MARSHALL?- It started as a "What do you think?"
Former Southwest Minnesota State University librarian John Bowden bounced the idea of a Senior College off history professor Lloyd Petersen more than 10 years ago.
"John came into my office and said, 'What do you think about having classes for those 50 and older - no tests, no grades?' I thought I had died and gone to heaven," Petersen said.
Photo by Karin Elton
The Senior College Singers, directed by Helen Pedersen, sang classical, pop and spiritual songs Monday afternoon at SMSU as part of the 10th anniversary celebration of the Senior College program. The singers learned the songs during the recent spring session of Senior College.
Petersen told a room of about 90 people - students and instructors - about the beginnings of the Senior College program at SMSU on Monday afternoon.
Bowden presented the idea to Assistant to Dean of Distance Learning Betty Roers to implement. He suggested she visit a program at the University of Minnesota-Duluth to get an understanding of how Senior College would work.
After a planning meeting took place and community leaders assembled to gauge interest in the idea, it was evident that area residents had an interest in lifelong learning. In three short months the program was structured, an advisory committee was organized and the program was publicized, Roers said.

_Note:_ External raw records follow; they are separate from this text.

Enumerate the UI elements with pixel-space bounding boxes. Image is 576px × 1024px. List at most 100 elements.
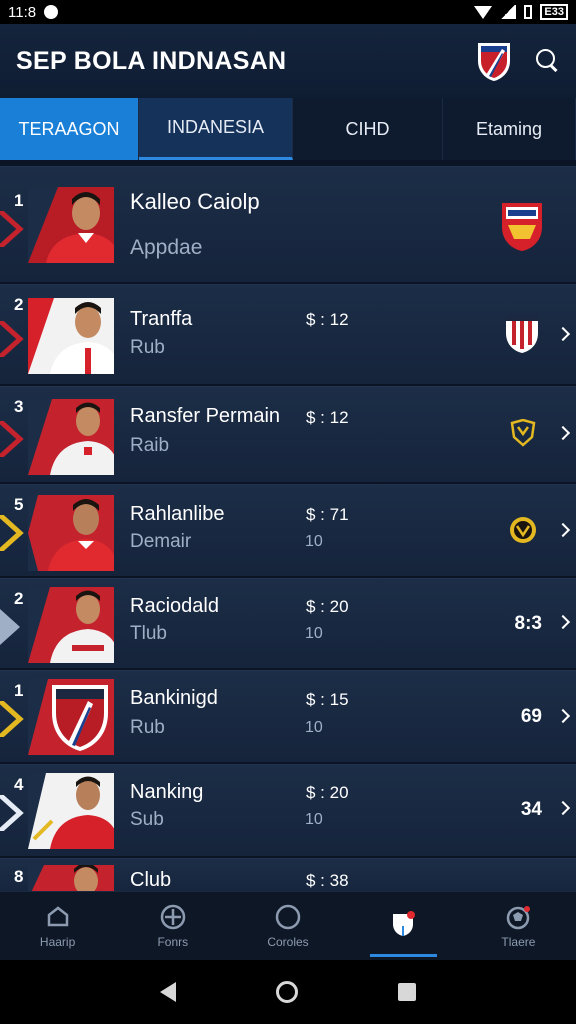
nav-label: Coroles xyxy=(267,935,309,949)
chevron-right-icon[interactable] xyxy=(555,614,571,630)
club-crest-icon xyxy=(502,203,542,251)
player-name: Club xyxy=(130,869,172,891)
player-club: Appdae xyxy=(130,236,203,259)
player-stat: 10 xyxy=(305,719,323,736)
player-name: Ransfer Permain xyxy=(130,405,281,427)
player-photo xyxy=(28,495,114,571)
rank-chevron-icon xyxy=(0,515,24,551)
tab-etaming[interactable]: Etaming xyxy=(443,98,576,160)
circle-icon xyxy=(275,904,301,930)
chevron-right-icon[interactable] xyxy=(555,326,571,342)
player-photo xyxy=(28,187,114,263)
home-button-icon[interactable] xyxy=(276,981,298,1003)
nav-tlaere[interactable]: Tlaere xyxy=(461,892,576,960)
player-price: $ : 20 xyxy=(306,597,349,616)
status-bar: 11:8 E33 xyxy=(0,0,576,24)
nav-coroles[interactable]: Coroles xyxy=(230,892,345,960)
rank-number: 2 xyxy=(14,589,24,608)
chevron-right-icon[interactable] xyxy=(555,800,571,816)
player-score: 8:3 xyxy=(514,613,542,634)
club-logo-icon[interactable] xyxy=(474,39,514,83)
club-crest-icon xyxy=(510,419,536,447)
player-photo xyxy=(28,399,114,475)
rank-number: 3 xyxy=(14,397,24,416)
player-name: Kalleo Caiolp xyxy=(130,189,260,214)
chevron-right-icon[interactable] xyxy=(555,522,571,538)
rank-number: 1 xyxy=(14,191,24,210)
player-score: 34 xyxy=(520,799,542,820)
list-item[interactable]: 8 Club $ : 38 xyxy=(0,858,576,891)
app-header: SEP BOLA INDNASAN xyxy=(0,24,576,98)
player-name: Tranffa xyxy=(130,308,193,330)
nav-label: Tlaere xyxy=(501,935,536,949)
plus-circle-icon xyxy=(160,904,186,930)
recents-icon[interactable] xyxy=(398,983,416,1001)
app-title: SEP BOLA INDNASAN xyxy=(16,46,287,75)
battery-icon: E33 xyxy=(540,4,568,20)
wifi-icon xyxy=(474,5,493,19)
player-list: 1 Kalleo Caiolp Appdae 2 Tranffa Rub $ :… xyxy=(0,166,576,891)
home-icon xyxy=(47,906,68,927)
list-item[interactable]: 2 Raciodald Tlub $ : 20 10 8:3 xyxy=(0,578,576,668)
tab-indanesia[interactable]: INDANESIA xyxy=(139,98,293,160)
system-nav-bar xyxy=(0,960,576,1024)
rank-number: 2 xyxy=(14,295,24,314)
list-item[interactable]: 1 Bankinigd Rub $ : 15 10 69 xyxy=(0,670,576,762)
nav-shield[interactable] xyxy=(346,892,461,960)
club-crest-icon xyxy=(510,517,536,543)
player-club: Demair xyxy=(130,531,192,552)
rank-number: 8 xyxy=(14,867,24,886)
tab-cihd[interactable]: CIHD xyxy=(293,98,443,160)
player-photo xyxy=(28,865,114,891)
club-crest-icon xyxy=(506,315,538,353)
bottom-nav: Haarip Fonrs Coroles Tlaere xyxy=(0,891,576,960)
player-photo xyxy=(28,587,114,663)
rank-number: 5 xyxy=(14,495,24,514)
nav-home[interactable]: Haarip xyxy=(0,892,115,960)
list-item[interactable]: 2 Tranffa Rub $ : 12 xyxy=(0,284,576,384)
player-club: Sub xyxy=(130,809,164,830)
rank-chevron-icon xyxy=(0,795,24,831)
player-club: Rub xyxy=(130,717,165,738)
player-stat: 10 xyxy=(305,533,323,550)
player-price: $ : 15 xyxy=(306,690,349,709)
club-crest-large xyxy=(28,679,114,755)
rank-chevron-icon xyxy=(0,211,24,247)
nav-label: Fonrs xyxy=(157,935,189,949)
tab-teraagon[interactable]: TERAAGON xyxy=(0,98,139,160)
player-price: $ : 71 xyxy=(306,505,349,524)
nav-fonrs[interactable]: Fonrs xyxy=(115,892,230,960)
list-item[interactable]: 4 Nanking Sub $ : 20 10 34 xyxy=(0,764,576,856)
chevron-right-icon[interactable] xyxy=(555,425,571,441)
rank-chevron-icon xyxy=(0,701,24,737)
player-score: 69 xyxy=(520,706,542,727)
player-name: Bankinigd xyxy=(130,687,218,709)
player-name: Rahlanlibe xyxy=(130,503,225,525)
rank-chevron-icon xyxy=(0,609,20,645)
player-stat: 10 xyxy=(305,811,323,828)
chevron-right-icon[interactable] xyxy=(555,708,571,724)
list-item[interactable]: 3 Ransfer Permain Raib $ : 12 xyxy=(0,386,576,482)
player-price: $ : 38 xyxy=(306,871,349,890)
player-name: Nanking xyxy=(130,781,204,803)
search-icon[interactable] xyxy=(536,49,560,73)
ball-icon xyxy=(507,906,531,930)
shield-icon xyxy=(393,911,416,936)
battery-saver-icon xyxy=(524,5,533,19)
signal-icon xyxy=(500,5,517,19)
list-item[interactable]: 5 Rahlanlibe Demair $ : 71 10 xyxy=(0,484,576,576)
player-name: Raciodald xyxy=(130,595,219,617)
status-time: 11:8 xyxy=(8,3,37,21)
player-club: Rub xyxy=(130,337,165,358)
back-icon[interactable] xyxy=(160,982,176,1002)
rank-number: 1 xyxy=(14,681,24,700)
player-club: Raib xyxy=(130,435,170,456)
player-price: $ : 12 xyxy=(306,310,349,329)
notification-icon xyxy=(44,5,59,19)
rank-chevron-icon xyxy=(0,321,24,357)
tab-bar: TERAAGON INDANESIA CIHD Etaming xyxy=(0,98,576,160)
list-item[interactable]: 1 Kalleo Caiolp Appdae xyxy=(0,166,576,282)
player-stat: 10 xyxy=(305,625,323,642)
player-photo xyxy=(28,773,114,849)
rank-chevron-icon xyxy=(0,421,24,457)
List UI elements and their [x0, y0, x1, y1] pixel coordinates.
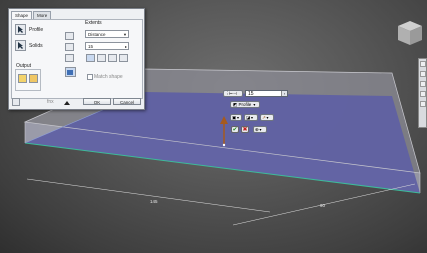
distance-field[interactable]: 15 ▸ — [85, 42, 129, 50]
cancel-button[interactable]: ✖ — [241, 126, 249, 133]
home-view-icon[interactable] — [420, 61, 426, 67]
extrude-dialog: Shape More Profile Solids Output Extents… — [8, 8, 145, 110]
output-group — [15, 69, 41, 91]
dialog-collapse-grip[interactable] — [64, 101, 70, 105]
viewcube[interactable] — [396, 19, 424, 49]
solids-arrow-icon — [18, 42, 23, 49]
navigation-bar — [418, 58, 427, 128]
match-shape-checkbox[interactable] — [87, 74, 93, 80]
chevron-right-icon[interactable]: › — [281, 91, 287, 96]
output-dropdown[interactable]: ▣▼ — [230, 114, 242, 121]
match-shape-label: Match shape — [94, 74, 123, 80]
chevron-down-icon: ▼ — [123, 32, 127, 37]
shape-panel: Profile Solids Output Extents Distance ▼ — [11, 19, 143, 99]
chevron-right-icon[interactable]: ▸ — [125, 43, 127, 50]
output-surface-button[interactable] — [29, 74, 38, 83]
apply-options-dropdown[interactable]: ⊕▼ — [253, 126, 267, 133]
close-icon: ✖ — [242, 127, 248, 133]
direction-flipped-button[interactable] — [97, 54, 106, 62]
dimension-line-length — [26, 178, 271, 213]
intersect-button[interactable] — [65, 54, 74, 62]
distance-input[interactable]: 15 › — [245, 90, 288, 97]
ok-dialog-button[interactable]: OK — [83, 98, 111, 105]
tab-shape[interactable]: Shape — [11, 11, 33, 19]
look-at-icon[interactable] — [420, 101, 426, 107]
new-solid-button[interactable] — [65, 67, 76, 77]
ok-button[interactable]: ✔ — [231, 126, 239, 133]
output-solid-button[interactable] — [18, 74, 27, 83]
viewport-3d[interactable]: 145 90 ⋮ ⊢⊣ 15 › ◩ Profile ▼ ▣▼ ◪▼ ↗▼ ✔ … — [0, 0, 427, 253]
profile-icon: ◩ — [233, 102, 238, 107]
direction-dropdown[interactable]: ↗▼ — [260, 114, 274, 121]
dialog-tabs: Shape More — [11, 11, 52, 19]
solids-select-button[interactable] — [15, 40, 26, 51]
pan-icon[interactable] — [420, 71, 426, 77]
cancel-dialog-button[interactable]: Cancel — [113, 98, 141, 105]
profile-selector[interactable]: ◩ Profile ▼ — [230, 101, 260, 108]
check-icon: ✔ — [232, 127, 238, 133]
link-label: fnx — [47, 99, 54, 105]
direction-asymmetric-button[interactable] — [119, 54, 128, 62]
extents-dropdown[interactable]: Distance ▼ — [85, 30, 129, 38]
distance-direction-icon: ⊢⊣ — [229, 91, 237, 96]
dimension-width[interactable]: 90 — [320, 203, 325, 208]
new-solid-icon — [67, 70, 73, 75]
cut-button[interactable] — [65, 43, 74, 51]
dimension-length[interactable]: 145 — [150, 199, 158, 204]
chevron-down-icon: ▼ — [252, 103, 257, 107]
tab-more[interactable]: More — [33, 11, 52, 19]
help-button[interactable] — [12, 98, 20, 106]
operation-dropdown[interactable]: ◪▼ — [244, 114, 258, 121]
profile-select-button[interactable] — [15, 24, 26, 35]
profile-label: Profile — [29, 27, 44, 33]
profile-arrow-icon — [18, 26, 23, 33]
extents-label: Extents — [85, 20, 102, 26]
minitoolbar-handle[interactable]: ⋮ ⊢⊣ — [223, 90, 243, 97]
zoom-icon[interactable] — [420, 81, 426, 87]
solids-label: Solids — [29, 43, 43, 49]
direction-symmetric-button[interactable] — [108, 54, 117, 62]
direction-default-button[interactable] — [86, 54, 95, 62]
orbit-icon[interactable] — [420, 91, 426, 97]
join-button[interactable] — [65, 32, 74, 40]
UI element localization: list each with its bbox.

"It has steadily grown each year and draws seniors from a roughly 60-mile radius," Roers said.
"This program is a model for all the rest of the state," Bowden said.
Roers, who is now Senior College coordinator, said one of the highlights for her during the past 10 years was when Alexandria Technical College representatives asked her questions on how to get a senior college program started and how to fund it.
"I think it's a real compliment that they modeled their program after ours," she said.
Petersen said it is thanks to the "dynamic duo" of Bowden and Roers that the program has been so successful.
Petersen, who has offered a class every session during the past 10 years, said the instructors learn along with the students.
"It's not a one-way street," he said. "It takes teamwork - all of us working together. We learn from one another. You folks are an inspiration."